Wright still leaves aspects understated, interested in the visual over exposition. JD (Lanny Joon) complains to Bats that he left his shotgun behind, his concerns ignored. Wright never shows his death: Doc opens up a car trunk, showing Baby JD’s bloodied corpse. In the next scene, Baby stands in a junkyard, watching a car crushed into a metal cube as he remembers his own family in high contrast, sparkling flashbacks, his mom’s music eerily looped in reverse as though it were the inverted reverb of The Beatles’ A Day in the Life. In a few shots, Wright communicates all we need to know about Baby, his motivation and backstory, leaving behind an incompetently organised gang that doesn’t take care of its own members or value life. In the Laundromat, the coordinated reds and yellows move in sync, slowly dissolving into the red label of a spinning record in the diner’s jukebox. During a heist, Baby refuses to allow music to fall out of sync, rewinding with the delayed speed of an old iPod, driving away at the exact second. Wright leaves some gaps, yet each song seems to flow smoothly into each other. Baby Driver shifts seamlessly between genres as it does scenes: car movie, smoke burning up on the tarmac; heist movie, Doc drawing out a map on the chalkboard; thriller, in slick aerial shots; fugitive under siege, as Baby evades police and helicopters, ducking behind a tree.

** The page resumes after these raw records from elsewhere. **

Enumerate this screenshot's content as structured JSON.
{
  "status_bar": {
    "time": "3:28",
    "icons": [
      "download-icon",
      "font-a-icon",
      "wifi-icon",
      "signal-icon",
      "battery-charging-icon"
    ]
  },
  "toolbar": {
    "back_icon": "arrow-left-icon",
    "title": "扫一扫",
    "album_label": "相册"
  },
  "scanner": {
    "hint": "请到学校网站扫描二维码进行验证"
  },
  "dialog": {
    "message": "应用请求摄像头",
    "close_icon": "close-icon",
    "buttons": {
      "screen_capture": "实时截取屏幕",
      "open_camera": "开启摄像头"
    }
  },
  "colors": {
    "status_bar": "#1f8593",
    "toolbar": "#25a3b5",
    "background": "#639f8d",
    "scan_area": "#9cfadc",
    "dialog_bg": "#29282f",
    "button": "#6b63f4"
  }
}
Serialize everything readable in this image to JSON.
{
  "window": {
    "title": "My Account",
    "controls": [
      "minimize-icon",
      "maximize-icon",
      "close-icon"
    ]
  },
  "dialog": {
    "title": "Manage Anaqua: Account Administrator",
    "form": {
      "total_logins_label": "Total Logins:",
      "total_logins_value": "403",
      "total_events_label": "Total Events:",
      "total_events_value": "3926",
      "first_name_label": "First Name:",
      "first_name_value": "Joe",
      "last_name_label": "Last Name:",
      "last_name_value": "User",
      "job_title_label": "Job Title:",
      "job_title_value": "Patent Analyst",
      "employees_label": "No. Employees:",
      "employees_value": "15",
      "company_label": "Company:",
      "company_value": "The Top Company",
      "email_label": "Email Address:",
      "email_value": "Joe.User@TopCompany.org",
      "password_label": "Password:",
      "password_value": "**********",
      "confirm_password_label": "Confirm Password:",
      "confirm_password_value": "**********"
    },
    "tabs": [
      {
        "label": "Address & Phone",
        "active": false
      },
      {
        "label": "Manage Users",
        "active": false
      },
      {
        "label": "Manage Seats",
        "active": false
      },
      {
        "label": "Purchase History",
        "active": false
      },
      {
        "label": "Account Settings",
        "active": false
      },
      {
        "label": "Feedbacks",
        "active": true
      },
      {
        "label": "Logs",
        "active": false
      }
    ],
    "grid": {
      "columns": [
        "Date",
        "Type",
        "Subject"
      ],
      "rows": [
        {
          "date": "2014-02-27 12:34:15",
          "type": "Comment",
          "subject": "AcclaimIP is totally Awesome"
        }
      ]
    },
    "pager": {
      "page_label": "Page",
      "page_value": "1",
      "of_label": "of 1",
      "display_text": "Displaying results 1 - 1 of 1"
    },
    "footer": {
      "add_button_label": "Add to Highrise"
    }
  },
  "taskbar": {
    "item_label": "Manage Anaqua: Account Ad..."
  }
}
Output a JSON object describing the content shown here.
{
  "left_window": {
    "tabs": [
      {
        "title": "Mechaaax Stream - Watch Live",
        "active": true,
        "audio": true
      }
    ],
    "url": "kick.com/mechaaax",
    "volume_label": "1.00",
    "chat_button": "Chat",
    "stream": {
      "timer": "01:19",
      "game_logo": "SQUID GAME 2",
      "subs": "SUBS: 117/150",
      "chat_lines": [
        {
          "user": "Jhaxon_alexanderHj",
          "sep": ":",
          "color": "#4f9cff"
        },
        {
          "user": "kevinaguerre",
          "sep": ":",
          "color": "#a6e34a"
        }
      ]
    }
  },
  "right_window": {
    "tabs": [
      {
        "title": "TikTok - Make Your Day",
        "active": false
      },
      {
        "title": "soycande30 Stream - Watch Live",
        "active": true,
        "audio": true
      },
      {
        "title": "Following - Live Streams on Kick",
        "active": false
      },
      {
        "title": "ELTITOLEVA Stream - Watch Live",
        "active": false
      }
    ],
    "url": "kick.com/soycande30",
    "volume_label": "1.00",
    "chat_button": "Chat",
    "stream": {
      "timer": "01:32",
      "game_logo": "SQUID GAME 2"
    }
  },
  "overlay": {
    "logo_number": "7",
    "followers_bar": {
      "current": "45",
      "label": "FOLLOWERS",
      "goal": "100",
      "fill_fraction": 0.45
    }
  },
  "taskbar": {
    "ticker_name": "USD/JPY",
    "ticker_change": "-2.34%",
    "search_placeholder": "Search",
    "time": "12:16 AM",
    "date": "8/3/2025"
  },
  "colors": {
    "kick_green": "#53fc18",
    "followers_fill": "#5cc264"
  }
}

Just as Wright dances between genres, he dances between references. For a film about gangsters, Baby working as a deliveryman for Goodfella’s Pizza & Wings seems apt. Baby’s car drives over elevated roads in Atlanta like the San Francisco hills Wright admired in Bullitt. During a bank robbery, the gang adopts masks of Michael Myers, a la the presidential masks in Point Break (1991). In the backseat, a debate is launched. Did he mean Austin Powers, or did he mean Michael Myers from Halloween (1978) – or did he mean the hockey mask of Jason? But then, Michael Myers’ mask is a mask of William Shatner anyway. Nowhere to Run plays through the stereo, evoking the iconic scene on the Bronx’s streets in The Warriors (1979); Walter Hill makes a cameo as a courtroom translator. On Joseph’s TV, Baby flicks through channels, frustrated, Monsters Inc. (2001) and Fight Club (1999) as pan-and-scanned monstrosities; Baby quotes movie dialogue back to Doc as though they were his own. Baby and Debora go on the run, self-aware of their roles as Bonnie and Clyde, launching New Hollywood all over again. In the final scene upon the bridge, the police confrontation subverts the bloody shootout at Bonnie and Clyde (1967)’s conclusion; they refuse to become them.
Without his iPod, Baby loses his identity. Baby seeks to reclaim his iPod and the girl that defines him, unable to exist without them. Wright refuses to hold back, becoming a fight to the last man as Wheatley does with Free Fire. Baby seeks vengeance for all wrongs pushed against him and the girl he loves, revving the engine forward, impaling Bats through the front window. Darling, though displaying superhuman ability with her ammo, ultimately becomes victim to police bullets; Doc is crushed in spite by Buddy’s own car; Buddy falls from the car park to a fiery death within his requisitioned police car. Baby’s irresponsibility and insistence has consequences; the irrecoverable wounds to Doc’s gang are self-afflicted. Baby’s line of work isn’t glamorous. How can anyone support seeing friends around them reduced to bloodied corpses? Even when Baby must face the music, he refuses. In prison, he still dances with his broom, waiting for the next day.